2. The electronic target according to claim 1, further comprising an indicator electrically connected to the main control device.

3. The electronic target according to claim 1, wherein the main control device further comprises a connector for connection with the main control device of another electronic target.

4. The electronic target according to claim 1, wherein the front plate has a plurality of fasteners.

5. The electronic target according to claim 1, further comprising a setting switch electrically connected to the main control device.

6. The electronic target according to claim 1, further comprising a casing, where the front plate covers a front side of the casing, and the chamber is formed inside the casing.

7. The electronic target according to claim 1, wherein the at least one connection element joins the MEMS sensor element and the front plate by adhesion or plugging-in.

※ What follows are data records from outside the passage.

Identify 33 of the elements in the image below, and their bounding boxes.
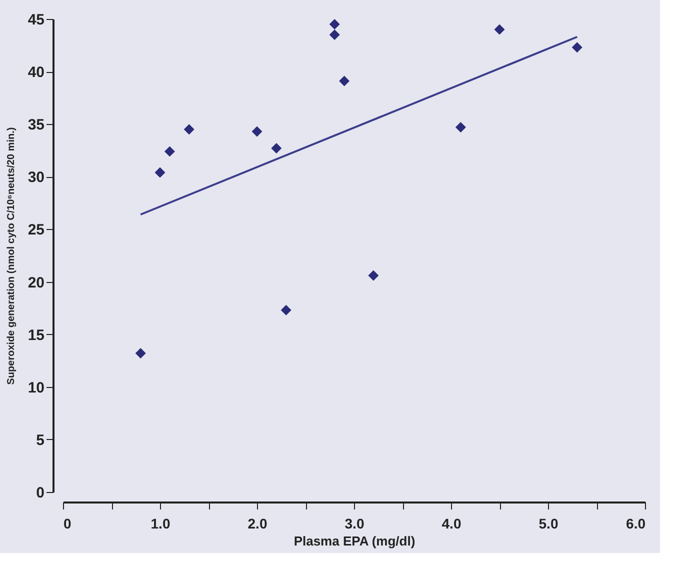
y-axis-title: Superoxide generation (nmol cyto C/10⁶neuts/20 min.) [6, 127, 17, 385]
point [572, 42, 582, 53]
x-tick-label: 0 [64, 516, 72, 532]
x-tick-label: 4.0 [442, 516, 462, 532]
x-axis-title: Plasma EPA (mg/dl) [294, 534, 416, 548]
y-tick-label: 35 [28, 116, 44, 134]
point [280, 304, 292, 316]
point [184, 124, 194, 135]
y-tick-label: 0 [36, 484, 44, 502]
y-tick-label: 5 [36, 432, 44, 449]
y-tick-label: 25 [28, 222, 44, 239]
point [455, 122, 466, 133]
point [164, 146, 175, 157]
point [271, 143, 282, 154]
y-tick-label: 45 [28, 12, 44, 28]
y-tick-label: 10 [28, 379, 44, 396]
point [339, 76, 350, 86]
x-tick-label: 1.0 [150, 516, 170, 532]
y-tick-label: 20 [28, 274, 44, 292]
point [368, 270, 379, 281]
point [494, 24, 505, 35]
x-tick-label: 6.0 [626, 516, 646, 532]
point [252, 126, 262, 137]
y-tick-label: 30 [28, 169, 44, 186]
x-tick-label: 5.0 [538, 516, 558, 532]
y-tick-label: 40 [28, 64, 44, 82]
x-tick-label: 2.0 [248, 516, 268, 532]
point [135, 348, 146, 358]
x-tick-label: 3.0 [344, 516, 364, 532]
y-tick-label: 15 [28, 326, 44, 344]
point [329, 19, 340, 30]
point [154, 167, 166, 178]
point [329, 30, 340, 40]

8. The electronic target according to claim 1, wherein the at least one connection element comprises at least one support segment, at least one limiting segment perpendicularly end-to-end joined to the at least one support segment, and at least one front piece joined to the at least one support segment and the least one limiting segment; and the chamber is jointly formed by the at least one support segment, at least one limiting segment, and at least one front piece.